MCP-Mod approach

Summary: The MCP-Mod approach affects both the design and the analysis of dose-finding studies. It is a hybrid approach that combines hypothesis testing and modeling to analyze phase II dose-ranging studies with the purpose of finding suitable dose(s) for confirmatory phase III trials. The MCP-Mod method was found adequate and appropriate for dose selection based on dose-response data.


The main goals in Phase II studies is to investigate the existence, nature and extend of dose effect (Ruberg, 1995). A well-known problem of failed Phase III programs is poor dose selection resulting from inappropriate knowledge of the dose-response relationship at the end of the learning phase of a drug development. Selection of a dose to carry into confirmatory Phase III of a clinical trial is one of the most difficult decision in drug development. The main difficulty in getting the right dose is the trade-off between wanted and unwanted effects, which highly depend on having chosen an appropriate model to represent the nature of dose-response relationship.

The MCP-Mod procedure is an approach for dealing model uncertainty by combining Multiple Comparisons Procedures (MCP) with Modeling Techniques (Mod). Recently, it has been qualified as an efficient statistical methodology for model based design and analysis of Phase II dose finding studies under model uncertainty.

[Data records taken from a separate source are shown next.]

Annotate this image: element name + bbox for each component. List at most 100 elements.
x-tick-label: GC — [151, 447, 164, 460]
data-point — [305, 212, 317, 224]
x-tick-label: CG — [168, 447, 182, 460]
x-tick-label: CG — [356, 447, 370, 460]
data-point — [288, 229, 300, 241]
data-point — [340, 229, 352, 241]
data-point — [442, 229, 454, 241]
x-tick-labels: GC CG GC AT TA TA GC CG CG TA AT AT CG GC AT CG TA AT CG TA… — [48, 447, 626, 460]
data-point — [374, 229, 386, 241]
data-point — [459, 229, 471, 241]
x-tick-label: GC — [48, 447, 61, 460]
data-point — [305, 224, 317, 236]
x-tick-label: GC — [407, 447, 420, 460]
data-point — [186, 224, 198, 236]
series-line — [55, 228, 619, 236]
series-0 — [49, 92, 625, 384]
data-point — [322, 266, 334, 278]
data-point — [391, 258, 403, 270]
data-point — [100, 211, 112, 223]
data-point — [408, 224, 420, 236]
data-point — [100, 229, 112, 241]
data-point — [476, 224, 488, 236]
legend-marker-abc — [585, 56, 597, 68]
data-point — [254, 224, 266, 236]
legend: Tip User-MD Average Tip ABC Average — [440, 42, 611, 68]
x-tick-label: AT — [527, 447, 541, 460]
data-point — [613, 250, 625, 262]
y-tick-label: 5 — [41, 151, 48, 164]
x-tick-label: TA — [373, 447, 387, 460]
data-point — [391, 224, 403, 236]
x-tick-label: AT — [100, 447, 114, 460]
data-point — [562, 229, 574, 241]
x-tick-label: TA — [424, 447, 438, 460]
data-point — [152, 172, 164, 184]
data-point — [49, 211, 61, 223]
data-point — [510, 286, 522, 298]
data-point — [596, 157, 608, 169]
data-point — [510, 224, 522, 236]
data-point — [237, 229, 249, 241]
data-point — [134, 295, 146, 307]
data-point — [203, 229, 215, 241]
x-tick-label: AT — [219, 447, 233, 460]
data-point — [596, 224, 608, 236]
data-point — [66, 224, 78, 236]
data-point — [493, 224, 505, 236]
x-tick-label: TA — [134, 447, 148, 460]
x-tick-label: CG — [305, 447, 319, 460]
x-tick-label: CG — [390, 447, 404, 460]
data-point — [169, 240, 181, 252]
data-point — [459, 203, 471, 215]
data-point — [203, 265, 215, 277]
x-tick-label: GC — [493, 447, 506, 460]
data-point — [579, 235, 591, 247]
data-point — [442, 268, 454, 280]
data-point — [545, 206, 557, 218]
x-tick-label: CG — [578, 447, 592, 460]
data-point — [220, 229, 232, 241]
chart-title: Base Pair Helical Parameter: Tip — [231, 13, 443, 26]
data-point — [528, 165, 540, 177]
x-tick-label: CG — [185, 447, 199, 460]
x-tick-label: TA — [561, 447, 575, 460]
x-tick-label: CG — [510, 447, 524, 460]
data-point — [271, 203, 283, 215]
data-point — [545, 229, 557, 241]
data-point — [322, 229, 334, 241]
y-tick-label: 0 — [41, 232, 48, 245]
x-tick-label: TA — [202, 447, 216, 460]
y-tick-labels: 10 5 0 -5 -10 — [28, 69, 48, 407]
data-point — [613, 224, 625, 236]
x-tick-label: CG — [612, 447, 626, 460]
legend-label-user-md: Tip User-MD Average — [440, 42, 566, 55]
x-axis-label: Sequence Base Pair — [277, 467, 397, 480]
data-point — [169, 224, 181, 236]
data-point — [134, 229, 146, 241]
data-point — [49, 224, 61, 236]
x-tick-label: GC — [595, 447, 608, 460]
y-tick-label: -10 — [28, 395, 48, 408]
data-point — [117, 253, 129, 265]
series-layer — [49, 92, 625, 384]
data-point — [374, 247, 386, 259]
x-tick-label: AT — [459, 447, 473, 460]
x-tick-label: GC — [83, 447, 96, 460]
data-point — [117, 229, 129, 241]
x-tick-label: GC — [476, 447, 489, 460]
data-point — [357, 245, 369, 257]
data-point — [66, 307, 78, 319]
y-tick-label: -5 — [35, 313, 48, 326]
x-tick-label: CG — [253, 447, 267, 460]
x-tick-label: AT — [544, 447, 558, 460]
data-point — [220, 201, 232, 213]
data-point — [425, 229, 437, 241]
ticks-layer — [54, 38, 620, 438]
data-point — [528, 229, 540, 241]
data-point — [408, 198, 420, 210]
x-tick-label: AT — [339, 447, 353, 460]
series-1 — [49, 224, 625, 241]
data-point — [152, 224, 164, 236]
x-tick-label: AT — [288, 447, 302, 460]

This approach provides the flexibility of modelling for dose estimation, while preserving the robustness to model misspecification associated with MCP.

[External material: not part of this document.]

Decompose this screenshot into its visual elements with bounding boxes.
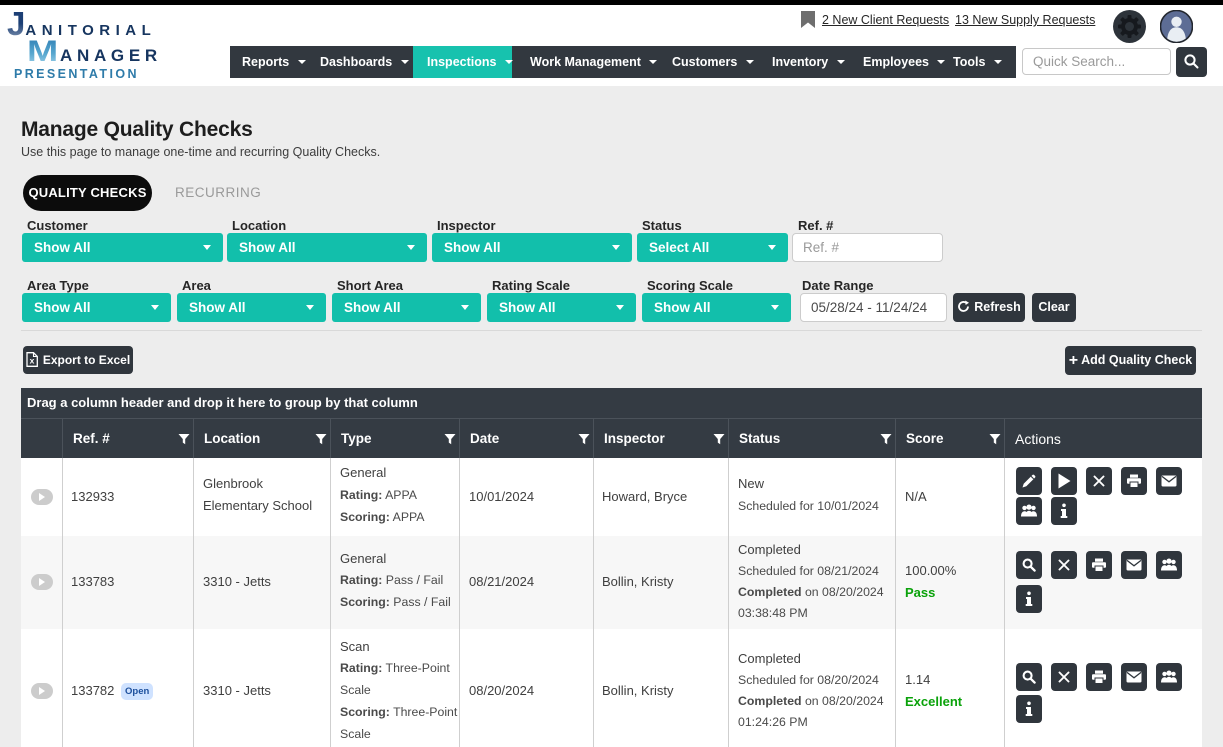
svg-text:x: x xyxy=(29,356,34,366)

CROS NT has experienced the application of this new methodology to a clinical trial.


The MCP-Mod procedure consists in five steps divided in two stages: the first one is the Trial Design Stage, while the second one is the Trial Analysis Stage.

Figure 1. shows all the five steps involved in this approach:blog image

  1. It starts at the trial design stage, by defining a set of candidate models (between a battery of commonly used dose-response models) to represent the underlying true dose-response shape.
  2. Then, optimum contrast coefficients are derived from each model based on the assessment of relevant metrics such as type I error rate, power to detect a significant dose-response shape, and the power to find the minimal effective dose.
  3. At the Trial Analysis Stage, significance of individual shapes is tested with a multiple contrast test based on the previously derived optimal contrasts coefficients, to assess whether a dose-response signal can be established. Proof of Concept (PoC) is settled when at least one of the model test is significant (MCP part of MCP-Mod).
  4. Later, a candidate model is selected using model selection criteria like Akaike Information Criterion (AIC) or Bayesian Information Criterion (BIC) or averaging.
  5. Finally, the selected model is used to produce estimates of target doses using modelling techniques (Mod part of MCP-Mod).

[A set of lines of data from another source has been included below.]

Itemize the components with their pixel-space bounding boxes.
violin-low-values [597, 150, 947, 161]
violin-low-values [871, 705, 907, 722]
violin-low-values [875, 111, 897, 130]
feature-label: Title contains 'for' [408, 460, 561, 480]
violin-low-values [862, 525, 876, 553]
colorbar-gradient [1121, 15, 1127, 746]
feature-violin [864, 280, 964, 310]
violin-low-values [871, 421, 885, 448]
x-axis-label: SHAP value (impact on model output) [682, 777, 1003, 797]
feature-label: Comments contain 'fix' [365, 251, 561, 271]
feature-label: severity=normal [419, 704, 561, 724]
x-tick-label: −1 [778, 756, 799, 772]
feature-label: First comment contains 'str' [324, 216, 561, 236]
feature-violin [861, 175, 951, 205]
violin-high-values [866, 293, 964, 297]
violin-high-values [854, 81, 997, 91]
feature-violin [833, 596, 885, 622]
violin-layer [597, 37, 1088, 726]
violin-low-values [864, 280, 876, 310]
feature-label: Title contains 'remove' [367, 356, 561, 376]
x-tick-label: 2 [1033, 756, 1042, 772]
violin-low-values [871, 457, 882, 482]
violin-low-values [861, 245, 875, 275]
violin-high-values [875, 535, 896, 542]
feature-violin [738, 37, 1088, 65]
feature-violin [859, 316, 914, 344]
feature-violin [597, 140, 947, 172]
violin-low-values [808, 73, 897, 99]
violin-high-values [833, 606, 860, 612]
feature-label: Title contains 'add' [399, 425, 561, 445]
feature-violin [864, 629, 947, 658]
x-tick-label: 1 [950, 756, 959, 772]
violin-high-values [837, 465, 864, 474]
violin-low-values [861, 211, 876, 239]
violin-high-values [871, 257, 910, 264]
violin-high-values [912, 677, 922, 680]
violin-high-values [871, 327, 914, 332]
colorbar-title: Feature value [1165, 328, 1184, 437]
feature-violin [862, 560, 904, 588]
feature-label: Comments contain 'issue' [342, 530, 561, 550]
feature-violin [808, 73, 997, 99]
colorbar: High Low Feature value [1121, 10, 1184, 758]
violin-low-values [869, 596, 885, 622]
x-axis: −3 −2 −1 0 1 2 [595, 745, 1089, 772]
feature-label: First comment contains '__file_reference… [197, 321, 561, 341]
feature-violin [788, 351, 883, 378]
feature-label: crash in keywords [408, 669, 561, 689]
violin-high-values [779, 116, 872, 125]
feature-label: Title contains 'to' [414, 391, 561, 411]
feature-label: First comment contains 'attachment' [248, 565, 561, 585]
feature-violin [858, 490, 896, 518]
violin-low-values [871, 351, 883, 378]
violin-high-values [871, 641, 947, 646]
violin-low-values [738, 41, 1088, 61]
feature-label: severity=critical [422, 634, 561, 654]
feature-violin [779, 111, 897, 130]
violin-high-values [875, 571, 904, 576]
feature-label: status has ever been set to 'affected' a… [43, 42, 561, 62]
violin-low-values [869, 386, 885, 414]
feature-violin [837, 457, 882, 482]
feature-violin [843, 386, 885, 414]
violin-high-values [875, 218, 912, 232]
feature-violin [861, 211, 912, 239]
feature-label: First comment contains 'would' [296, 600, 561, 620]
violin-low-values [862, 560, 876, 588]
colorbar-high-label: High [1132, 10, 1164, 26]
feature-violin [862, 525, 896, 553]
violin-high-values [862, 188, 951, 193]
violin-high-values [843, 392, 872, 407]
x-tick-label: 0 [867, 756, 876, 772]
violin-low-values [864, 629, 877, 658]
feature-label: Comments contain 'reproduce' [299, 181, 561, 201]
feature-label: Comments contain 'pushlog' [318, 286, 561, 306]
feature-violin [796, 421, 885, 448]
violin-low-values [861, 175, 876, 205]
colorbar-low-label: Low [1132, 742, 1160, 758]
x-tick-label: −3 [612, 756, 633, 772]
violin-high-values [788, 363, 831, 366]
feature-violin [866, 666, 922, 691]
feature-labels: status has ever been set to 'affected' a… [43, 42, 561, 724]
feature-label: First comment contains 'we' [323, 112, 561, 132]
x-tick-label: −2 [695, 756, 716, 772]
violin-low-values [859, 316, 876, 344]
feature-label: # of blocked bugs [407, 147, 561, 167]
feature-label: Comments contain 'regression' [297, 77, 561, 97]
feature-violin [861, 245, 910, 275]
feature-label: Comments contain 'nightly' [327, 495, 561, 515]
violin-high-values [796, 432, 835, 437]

CROS NT has implemented MCP-Mod procedures by using two different statistical software: the completely free software R, with user-created packages (DoseFinding library) and SAS® 9.4 (S. Menon , R. C. Zink, Modern Approaches to Clinical Trials Using SAS®: Classical, Adaptive, and Bayesian Methods, 2015, Chapter 7) in order to check both software performances and we obtained the same results .

Final Considerations

On May 26, 2016, FDA determined that the Multiple Comparison Procedure – Modeling (MCP-Mod) statistical approach is fit-for-purpose (FFP). This new approach will be increasingly used in clinical trial.  CROS NT acquired further knowledge and expertise on this methodology and recently applied it on a study, where in addition covariates have been considered into the model (ANCOVA).